You can look past all that stuff ... because look at this cast! It's like B-movie geek heaven in here: Jeffrey Combs as a TV reporter on the run, Leo Rossi as (you guessed it) a cop, David Warner as (yup) an evil henchman, Joe Don Baker as a (surprise!) chunky spy guy, Charles Napier as (another) cop, Lance Henriksen as (yet) another bad guy, and Ashley Laurence as a nurse in distress!
Felony is like the Ocean's Eleven of the direct-to-video shelf! Any three of these actors would be enough to get a movie geek's rental card moving, and yet they're all assembled together for David Prior's Felony, a movie that could only be more predictable if you yourself wrote it.
Basically, Combs is a Cops-style TV reporter, and he and his camera witness a cop massacre that has the city in an uproar. Plot-wise, that's pretty much it. Combs spends the next 80-some minutes running from cops, federal agents, scummy bad guys, and one silly nurse who really oughtta know better. (Especially considering the cinematic history shared between Mr. Combs and Ms. Laurence.)
Felony would make for a cable flick-riffic time were it not for Mr. Prior's deathly screenwriting skills and his tripod-esque talents behind the camera. Much of the flick looks and sounds as if it were filmed in an abanoned warehouse, and Mr. Prior seems to have no real gift for narrative flow and/or editorial aptitude. Such a generic story could certainly make for a good time of the b-movie variety, but the flick is paced and plotted with a leaden step, and you'll be way ahead of the plot turns long before the clueless characters are.
The DVD
Video: It's an anamorphic widescreen (1.85:1) affair, and it looks pretty OK for a cheeseball B-movie you've never heard of.

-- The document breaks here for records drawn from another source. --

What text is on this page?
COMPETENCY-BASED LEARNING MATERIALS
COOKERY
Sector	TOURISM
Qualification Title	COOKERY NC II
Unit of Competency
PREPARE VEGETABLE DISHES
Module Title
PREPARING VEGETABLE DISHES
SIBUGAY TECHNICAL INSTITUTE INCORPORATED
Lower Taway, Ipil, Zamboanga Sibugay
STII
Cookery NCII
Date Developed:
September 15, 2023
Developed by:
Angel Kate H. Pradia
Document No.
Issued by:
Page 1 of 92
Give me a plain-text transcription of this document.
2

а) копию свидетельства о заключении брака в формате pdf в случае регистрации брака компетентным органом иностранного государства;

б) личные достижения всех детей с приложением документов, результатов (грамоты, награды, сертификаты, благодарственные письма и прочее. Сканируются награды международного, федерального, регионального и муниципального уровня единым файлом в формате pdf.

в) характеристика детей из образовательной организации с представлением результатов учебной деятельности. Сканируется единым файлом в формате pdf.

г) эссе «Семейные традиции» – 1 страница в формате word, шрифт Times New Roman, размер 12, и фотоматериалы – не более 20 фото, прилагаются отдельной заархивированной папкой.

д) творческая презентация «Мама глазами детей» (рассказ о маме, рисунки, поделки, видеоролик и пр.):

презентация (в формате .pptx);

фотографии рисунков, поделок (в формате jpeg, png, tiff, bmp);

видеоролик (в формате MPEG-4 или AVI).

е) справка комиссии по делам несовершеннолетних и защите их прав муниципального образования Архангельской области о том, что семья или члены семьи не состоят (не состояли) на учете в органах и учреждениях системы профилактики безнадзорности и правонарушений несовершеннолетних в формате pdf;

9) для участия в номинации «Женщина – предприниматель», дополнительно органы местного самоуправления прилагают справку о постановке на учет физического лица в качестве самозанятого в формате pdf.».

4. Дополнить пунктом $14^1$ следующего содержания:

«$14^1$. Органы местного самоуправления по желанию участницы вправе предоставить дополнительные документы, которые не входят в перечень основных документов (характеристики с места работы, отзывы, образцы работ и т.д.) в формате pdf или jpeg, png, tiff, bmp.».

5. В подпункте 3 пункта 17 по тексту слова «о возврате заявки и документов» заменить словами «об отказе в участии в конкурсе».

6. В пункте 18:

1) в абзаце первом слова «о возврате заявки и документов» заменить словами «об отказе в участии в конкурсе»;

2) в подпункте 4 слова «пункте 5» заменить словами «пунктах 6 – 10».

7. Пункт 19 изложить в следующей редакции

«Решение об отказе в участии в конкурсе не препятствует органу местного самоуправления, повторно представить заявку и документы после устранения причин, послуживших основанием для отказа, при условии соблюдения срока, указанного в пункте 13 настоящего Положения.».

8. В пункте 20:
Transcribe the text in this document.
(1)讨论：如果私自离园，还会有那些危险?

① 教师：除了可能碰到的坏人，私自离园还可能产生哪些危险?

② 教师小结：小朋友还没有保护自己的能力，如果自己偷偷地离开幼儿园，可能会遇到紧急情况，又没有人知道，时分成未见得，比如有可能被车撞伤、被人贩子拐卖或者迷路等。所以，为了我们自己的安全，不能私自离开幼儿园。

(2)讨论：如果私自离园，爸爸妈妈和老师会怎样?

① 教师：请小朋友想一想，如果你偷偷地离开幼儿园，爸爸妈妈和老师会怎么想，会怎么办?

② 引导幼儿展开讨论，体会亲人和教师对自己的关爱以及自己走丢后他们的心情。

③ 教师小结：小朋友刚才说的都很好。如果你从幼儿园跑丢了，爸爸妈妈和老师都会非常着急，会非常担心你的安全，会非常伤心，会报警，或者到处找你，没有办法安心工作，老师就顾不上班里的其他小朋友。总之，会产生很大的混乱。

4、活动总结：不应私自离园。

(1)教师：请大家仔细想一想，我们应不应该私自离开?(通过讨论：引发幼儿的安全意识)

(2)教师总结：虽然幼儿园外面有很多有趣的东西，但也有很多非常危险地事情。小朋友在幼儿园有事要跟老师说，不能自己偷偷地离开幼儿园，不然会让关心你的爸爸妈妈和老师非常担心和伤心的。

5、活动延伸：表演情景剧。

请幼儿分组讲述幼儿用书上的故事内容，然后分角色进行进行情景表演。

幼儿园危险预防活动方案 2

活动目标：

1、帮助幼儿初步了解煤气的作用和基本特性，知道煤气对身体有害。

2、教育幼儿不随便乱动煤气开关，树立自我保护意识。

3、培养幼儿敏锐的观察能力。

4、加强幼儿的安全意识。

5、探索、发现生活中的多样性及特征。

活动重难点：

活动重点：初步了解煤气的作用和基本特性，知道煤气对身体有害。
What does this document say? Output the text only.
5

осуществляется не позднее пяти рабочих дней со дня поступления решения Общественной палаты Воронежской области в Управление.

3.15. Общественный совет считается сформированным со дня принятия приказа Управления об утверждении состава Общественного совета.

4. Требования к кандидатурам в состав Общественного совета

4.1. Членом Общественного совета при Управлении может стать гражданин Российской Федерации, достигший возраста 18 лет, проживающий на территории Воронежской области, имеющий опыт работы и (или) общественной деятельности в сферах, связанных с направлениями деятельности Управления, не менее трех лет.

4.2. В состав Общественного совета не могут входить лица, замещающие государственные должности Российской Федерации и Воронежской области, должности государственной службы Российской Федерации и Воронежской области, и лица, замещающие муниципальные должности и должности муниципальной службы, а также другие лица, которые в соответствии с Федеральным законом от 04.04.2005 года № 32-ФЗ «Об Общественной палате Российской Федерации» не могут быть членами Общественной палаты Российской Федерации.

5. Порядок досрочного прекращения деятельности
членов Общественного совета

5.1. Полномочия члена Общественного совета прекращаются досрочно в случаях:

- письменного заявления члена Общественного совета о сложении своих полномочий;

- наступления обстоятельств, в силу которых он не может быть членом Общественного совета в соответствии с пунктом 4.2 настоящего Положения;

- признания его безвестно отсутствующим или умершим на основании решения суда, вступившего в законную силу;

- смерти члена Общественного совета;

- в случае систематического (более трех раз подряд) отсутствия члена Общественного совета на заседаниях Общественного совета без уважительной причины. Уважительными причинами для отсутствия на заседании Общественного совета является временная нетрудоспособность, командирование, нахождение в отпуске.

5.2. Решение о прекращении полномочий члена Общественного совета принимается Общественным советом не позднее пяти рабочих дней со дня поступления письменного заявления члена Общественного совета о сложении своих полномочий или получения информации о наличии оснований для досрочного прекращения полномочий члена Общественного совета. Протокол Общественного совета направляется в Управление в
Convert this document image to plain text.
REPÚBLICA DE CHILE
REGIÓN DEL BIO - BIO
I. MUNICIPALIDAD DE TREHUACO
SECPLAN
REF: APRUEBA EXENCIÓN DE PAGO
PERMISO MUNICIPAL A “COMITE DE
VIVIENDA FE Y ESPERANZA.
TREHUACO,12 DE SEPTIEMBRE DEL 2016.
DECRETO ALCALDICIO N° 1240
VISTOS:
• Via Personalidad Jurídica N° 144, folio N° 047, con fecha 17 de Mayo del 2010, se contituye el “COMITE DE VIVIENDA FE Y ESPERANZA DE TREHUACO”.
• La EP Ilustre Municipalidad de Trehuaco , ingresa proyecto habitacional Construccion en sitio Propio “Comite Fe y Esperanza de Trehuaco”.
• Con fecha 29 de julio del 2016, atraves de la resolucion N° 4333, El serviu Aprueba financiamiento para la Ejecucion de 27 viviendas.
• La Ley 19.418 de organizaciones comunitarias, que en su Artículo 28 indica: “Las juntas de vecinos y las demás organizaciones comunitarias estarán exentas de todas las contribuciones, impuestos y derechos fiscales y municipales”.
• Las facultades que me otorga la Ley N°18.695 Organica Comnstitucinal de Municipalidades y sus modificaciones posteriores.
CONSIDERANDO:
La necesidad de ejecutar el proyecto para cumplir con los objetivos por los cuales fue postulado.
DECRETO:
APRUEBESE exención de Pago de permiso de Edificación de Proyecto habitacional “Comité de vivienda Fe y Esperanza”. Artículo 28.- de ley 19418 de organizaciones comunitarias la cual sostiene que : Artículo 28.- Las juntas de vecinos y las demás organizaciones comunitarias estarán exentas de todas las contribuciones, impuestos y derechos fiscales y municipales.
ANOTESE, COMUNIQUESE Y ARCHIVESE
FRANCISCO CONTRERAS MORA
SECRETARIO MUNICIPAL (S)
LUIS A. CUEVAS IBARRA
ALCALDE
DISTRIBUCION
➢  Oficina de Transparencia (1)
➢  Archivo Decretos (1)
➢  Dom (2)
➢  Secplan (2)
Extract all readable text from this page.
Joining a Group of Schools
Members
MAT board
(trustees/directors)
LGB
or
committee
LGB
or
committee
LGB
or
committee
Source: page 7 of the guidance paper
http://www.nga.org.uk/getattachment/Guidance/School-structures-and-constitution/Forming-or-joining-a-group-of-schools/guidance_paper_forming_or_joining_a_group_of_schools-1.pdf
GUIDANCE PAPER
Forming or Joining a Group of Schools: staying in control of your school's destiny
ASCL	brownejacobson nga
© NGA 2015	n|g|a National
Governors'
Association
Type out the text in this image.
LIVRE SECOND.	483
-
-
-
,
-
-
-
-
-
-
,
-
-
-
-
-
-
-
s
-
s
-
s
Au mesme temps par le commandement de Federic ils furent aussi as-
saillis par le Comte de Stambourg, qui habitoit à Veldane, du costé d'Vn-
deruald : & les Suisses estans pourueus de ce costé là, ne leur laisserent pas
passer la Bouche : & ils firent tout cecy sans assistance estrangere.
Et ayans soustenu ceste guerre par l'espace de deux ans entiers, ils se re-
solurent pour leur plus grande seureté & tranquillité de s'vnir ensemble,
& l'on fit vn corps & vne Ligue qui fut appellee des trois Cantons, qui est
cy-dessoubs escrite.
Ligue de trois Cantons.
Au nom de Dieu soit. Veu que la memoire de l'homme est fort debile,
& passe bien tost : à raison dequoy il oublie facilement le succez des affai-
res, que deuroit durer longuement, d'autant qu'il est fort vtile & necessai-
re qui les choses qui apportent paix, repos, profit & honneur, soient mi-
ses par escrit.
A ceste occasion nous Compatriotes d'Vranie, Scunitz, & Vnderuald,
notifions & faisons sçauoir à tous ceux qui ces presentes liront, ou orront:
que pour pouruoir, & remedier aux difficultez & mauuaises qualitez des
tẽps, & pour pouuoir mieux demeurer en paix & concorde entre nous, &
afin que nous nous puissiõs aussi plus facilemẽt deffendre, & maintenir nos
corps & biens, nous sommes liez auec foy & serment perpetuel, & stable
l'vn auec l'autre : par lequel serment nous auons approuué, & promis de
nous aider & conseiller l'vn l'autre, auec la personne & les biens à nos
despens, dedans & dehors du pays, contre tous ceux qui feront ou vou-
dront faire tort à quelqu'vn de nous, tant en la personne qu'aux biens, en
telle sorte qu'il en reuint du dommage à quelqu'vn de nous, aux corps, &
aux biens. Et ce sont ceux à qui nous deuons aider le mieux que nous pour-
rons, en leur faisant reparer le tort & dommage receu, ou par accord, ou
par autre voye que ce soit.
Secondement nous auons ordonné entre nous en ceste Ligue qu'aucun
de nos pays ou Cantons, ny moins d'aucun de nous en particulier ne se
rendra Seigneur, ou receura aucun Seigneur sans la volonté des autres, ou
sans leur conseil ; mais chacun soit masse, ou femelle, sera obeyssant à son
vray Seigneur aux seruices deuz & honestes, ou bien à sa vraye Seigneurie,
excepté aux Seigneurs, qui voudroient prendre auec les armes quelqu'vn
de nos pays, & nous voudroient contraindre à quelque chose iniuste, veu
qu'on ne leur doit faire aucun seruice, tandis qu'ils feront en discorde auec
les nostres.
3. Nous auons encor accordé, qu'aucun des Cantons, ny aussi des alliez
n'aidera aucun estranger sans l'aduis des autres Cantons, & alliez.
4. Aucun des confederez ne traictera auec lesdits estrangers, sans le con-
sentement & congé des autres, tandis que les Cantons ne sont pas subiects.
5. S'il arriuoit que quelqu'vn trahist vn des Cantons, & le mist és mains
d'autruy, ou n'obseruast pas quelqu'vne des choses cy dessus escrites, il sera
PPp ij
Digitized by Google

And will probably never see.
Audio: Dolby Digital 5.1, 2.0, or DTS, all in English. Optional subtitles are available in English and Spanish.
Extras: Just a few New Line trailers for Excessive Force, The Corruptor, and After the Sunset.
Final Thoughts
Worthy of a rental just so you can see Lance Henriksen and Joe Don Baker onscreen at the same time, plus any movie that gives Chuck Napier more than seven lines of dialogue is doing something right. Ultimately, Felony falls on the very low-end of the cable-flick scale. The cast brings some color to the proceedings, but their efforts are perpetually thwarted by their director's lack of creativity. (Some would say lack of skill, but Prior's banged out three dozen flicks by now, so I'll give him the benefit of the doubt.)